Cette cavité est traversée par un pont qui y a été construit par les ordres de l'intendant de la Province. "Le nombre des salles se monte à environ trente-six, mais elles ne sont ni vastes, ni bien voûtées."
"L'air n'ayant point de jeu dans l'intérieur de la caverne, y est si épais (4), qu'on n'y respire souvent qu'avec peine, et que la fumée des flambeaux qu'on y porte, reste suspendue et immobile à I'endroit où elle est ; et si après avoir fait le tour de la grotte, on l'observe au retour, on trouve qu'elle a gardé sa situation et à peu près sa forme."

Une ancienne tradition rapporte que les Romains avoient tiré de cette grotte beaucoup d'or.
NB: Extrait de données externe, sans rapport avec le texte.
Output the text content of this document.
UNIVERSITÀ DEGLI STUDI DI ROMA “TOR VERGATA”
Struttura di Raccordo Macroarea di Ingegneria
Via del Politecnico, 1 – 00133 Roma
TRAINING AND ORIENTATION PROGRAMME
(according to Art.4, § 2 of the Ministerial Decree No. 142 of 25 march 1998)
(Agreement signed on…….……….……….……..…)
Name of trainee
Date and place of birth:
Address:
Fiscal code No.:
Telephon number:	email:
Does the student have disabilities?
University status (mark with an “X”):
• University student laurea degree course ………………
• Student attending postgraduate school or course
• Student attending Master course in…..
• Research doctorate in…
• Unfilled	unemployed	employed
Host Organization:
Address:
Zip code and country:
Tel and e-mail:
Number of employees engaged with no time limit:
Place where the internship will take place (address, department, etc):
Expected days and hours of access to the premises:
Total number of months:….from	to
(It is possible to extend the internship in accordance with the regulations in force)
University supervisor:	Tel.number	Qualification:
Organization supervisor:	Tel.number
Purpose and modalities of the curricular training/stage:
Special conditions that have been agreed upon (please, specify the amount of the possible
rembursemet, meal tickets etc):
Il seroit possible qu 'on eût retiré autrefois quelques dépôts secrets, cachés dans les cavités de la grotte pour les soustraire au pillage ; et il est même probable que c'est quelqu'événement de ce genre qui a donné naissance à la tradition, car on ne voit dans l'intérieur de cette grotte, aucune trace de minéral; la nature de son sol, de ses parois, ne varie pas à l'exception du fond de l'antre où l'on trouve quelque peu de sanguine.

(1) M. de Lacoré, qui a fait construire le petit pont sur le précipice.
(2) Des stalactites.
(3)
Des stalagmites.
(4)
C'est du gaz acide-carbonique qui y vicie l'air atmosphérique.